Cinco livros para a quarentena
(Spoiler: Não tem “A peste” e nem “Ensaio sobre a cegueira”)
“Decameron”, Giovanni Boccacio. Tem peste e tem quarentena. Sete mulheres e três homens decidem fugir da Peste Negra, que assolou toda a Europa na Idade Média. Refugiam-se em um local totalmente isolado da civilização e passam o tempo contando histórias. As histórias destacam-se pelo seu caráter licencioso e satírico, ressaltando o amor carnal e não poupando críticas às autoridades religiosas da época. O leitor pode então viver a realidade de uma peste, mas, ao mesmo tempo, pode escapar e se envolver com histórias de outros cenários – e dar risada.
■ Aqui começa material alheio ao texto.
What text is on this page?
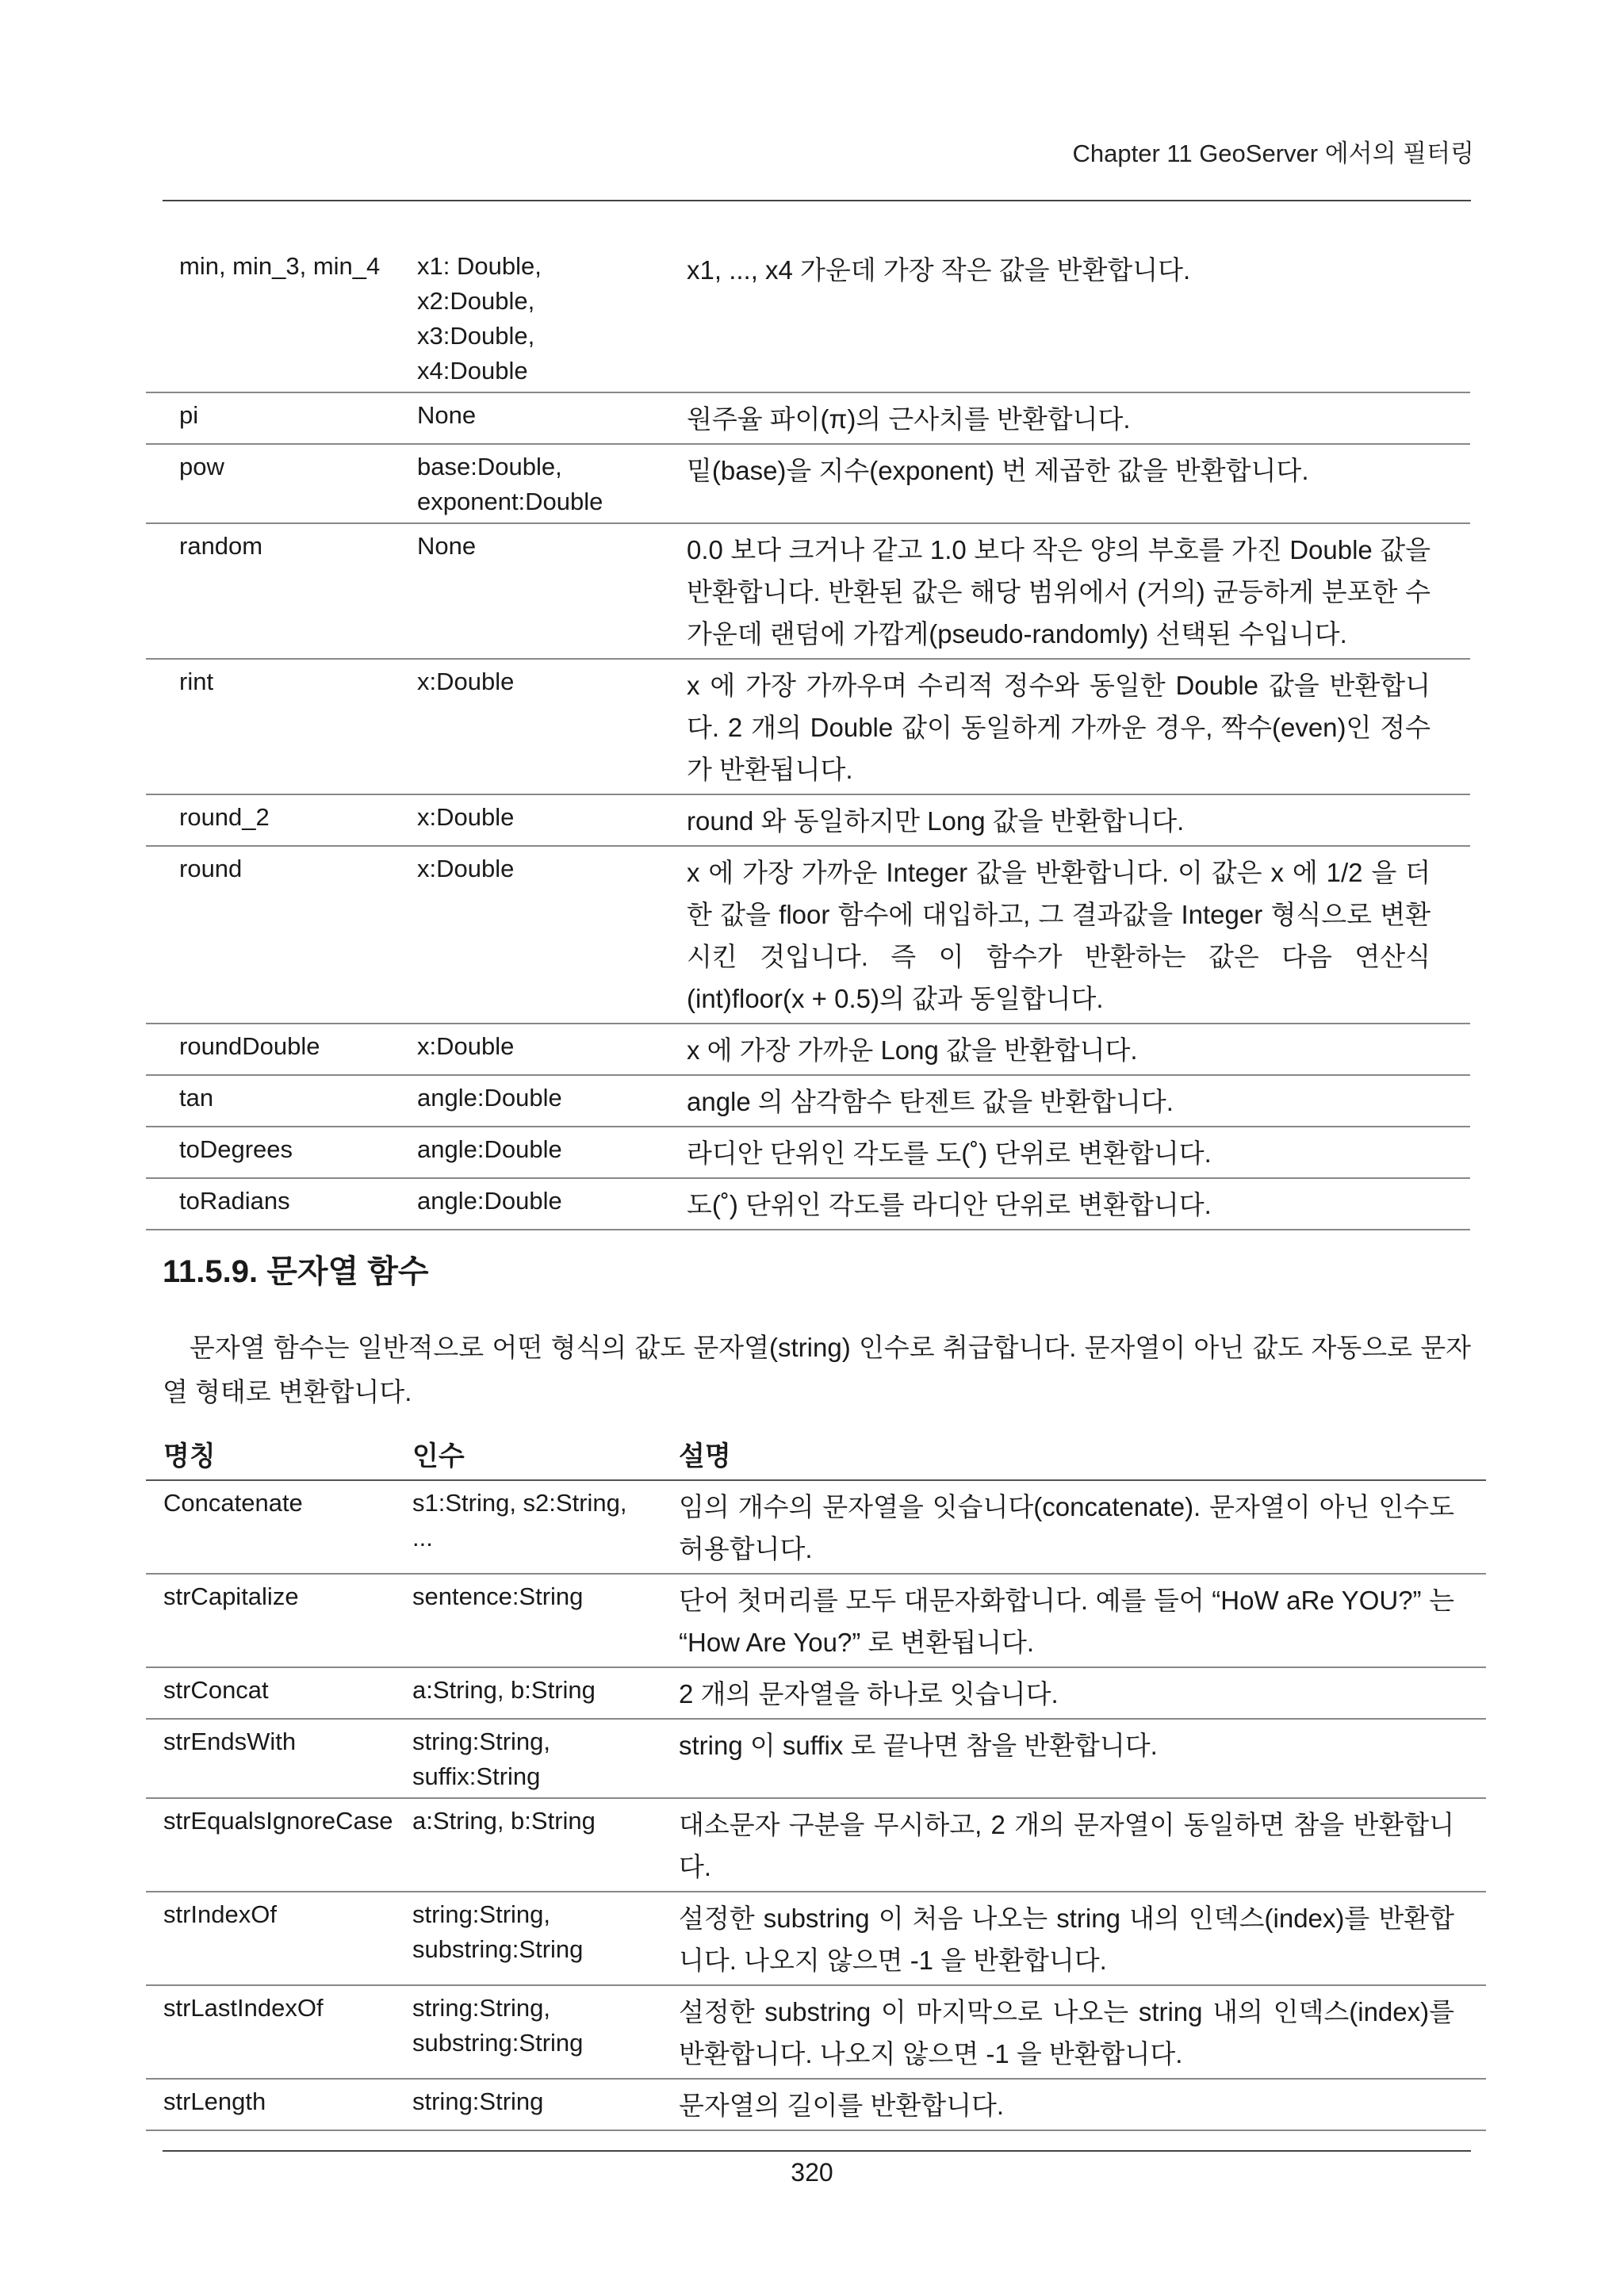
Chapter 11 GeoServer 에서의 필터링
min, min_3, min_4	x1: Double, x2:Double, x3:Double, x4:Double	x1, ..., x4 가운데 가장 작은 값을 반환합니다.
pi	None	원주율 파이(π)의 근사치를 반환합니다.
pow	base:Double, exponent:Double	밑(base)을 지수(exponent) 번 제곱한 값을 반환합니다.
random	None	0.0 보다 크거나 같고 1.0 보다 작은 양의 부호를 가진 Double 값을 반환합니다. 반환된 값은 해당 범위에서 (거의) 균등하게 분포한 수 가운데 랜덤에 가깝게(pseudo-randomly) 선택된 수입니다.
rint	x:Double	x 에 가장 가까우며 수리적 정수와 동일한 Double 값을 반환합니다. 2 개의 Double 값이 동일하게 가까운 경우, 짝수(even)인 정수가 반환됩니다.
round_2	x:Double	round 와 동일하지만 Long 값을 반환합니다.
round	x:Double	x 에 가장 가까운 Integer 값을 반환합니다. 이 값은 x 에 1/2 을 더한 값을 floor 함수에 대입하고, 그 결과값을 Integer 형식으로 변환시킨 것입니다. 즉 이 함수가 반환하는 값은 다음 연산식 (int)floor(x + 0.5)의 값과 동일합니다.
roundDouble	x:Double	x 에 가장 가까운 Long 값을 반환합니다.
tan	angle:Double	angle 의 삼각함수 탄젠트 값을 반환합니다.
toDegrees	angle:Double	라디안 단위인 각도를 도(˚) 단위로 변환합니다.
toRadians	angle:Double	도(˚) 단위인 각도를 라디안 단위로 변환합니다.
11.5.9. 문자열 함수
문자열 함수는 일반적으로 어떤 형식의 값도 문자열(string) 인수로 취급합니다. 문자열이 아닌 값도 자동으로 문자열 형태로 변환합니다.
명칭	인수	설명
Concatenate	s1:String, s2:String, ...	임의 개수의 문자열을 잇습니다(concatenate). 문자열이 아닌 인수도 허용합니다.
strCapitalize	sentence:String	단어 첫머리를 모두 대문자화합니다. 예를 들어 “HoW aRe YOU?” 는 “How Are You?” 로 변환됩니다.
strConcat	a:String, b:String	2 개의 문자열을 하나로 잇습니다.
strEndsWith	string:String, suffix:String	string 이 suffix 로 끝나면 참을 반환합니다.
strEqualsIgnoreCase	a:String, b:String	대소문자 구분을 무시하고, 2 개의 문자열이 동일하면 참을 반환합니다.
strIndexOf	string:String, substring:String	설정한 substring 이 처음 나오는 string 내의 인덱스(index)를 반환합니다. 나오지 않으면 -1 을 반환합니다.
strLastIndexOf	string:String, substring:String	설정한 substring 이 마지막으로 나오는 string 내의 인덱스(index)를 반환합니다. 나오지 않으면 -1 을 반환합니다.
strLength	string:String	문자열의 길이를 반환합니다.
320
“A montanha mágica”, Thomas Mann. Não tem peste, mas tem quarentena. História de um sujeito que vai visitar o primo que está internado em uma clínica de recuperação para doentes pulmonares ou respiratórios nas mais altas regiões da Suíça. A visita acaba resultando na sua própria internação, já que descobriu que também estava doente. Permanece isolado no alto da montanha e depois descobre essa coisa espantosa: não sente mais vontade de voltar ao seu mundo habitual. O leitor pode refletir a respeito dos benefícios trazidos pelo período de quarentena.
“Hiroshima”, John Hersey. Não tem peste e não tem quarentena, mas tem um daqueles eventos que marcam uma geração – a Segunda Guerra Mundial e, mais especificamente, a queda da bomba atômica sobre Hiroshima. Não é uma história de ficção, mas a reconstrução do “dia da bomba” a partir de alguns personagens reais que o sentiram na pele. É um livro que emociona sem precisar apelar para os adjetivos fáceis – basta a descrição objetiva dos fatos. O leitor pode refletir sobre a necessidade de mudança nos rumos da humanidade após um evento-limite.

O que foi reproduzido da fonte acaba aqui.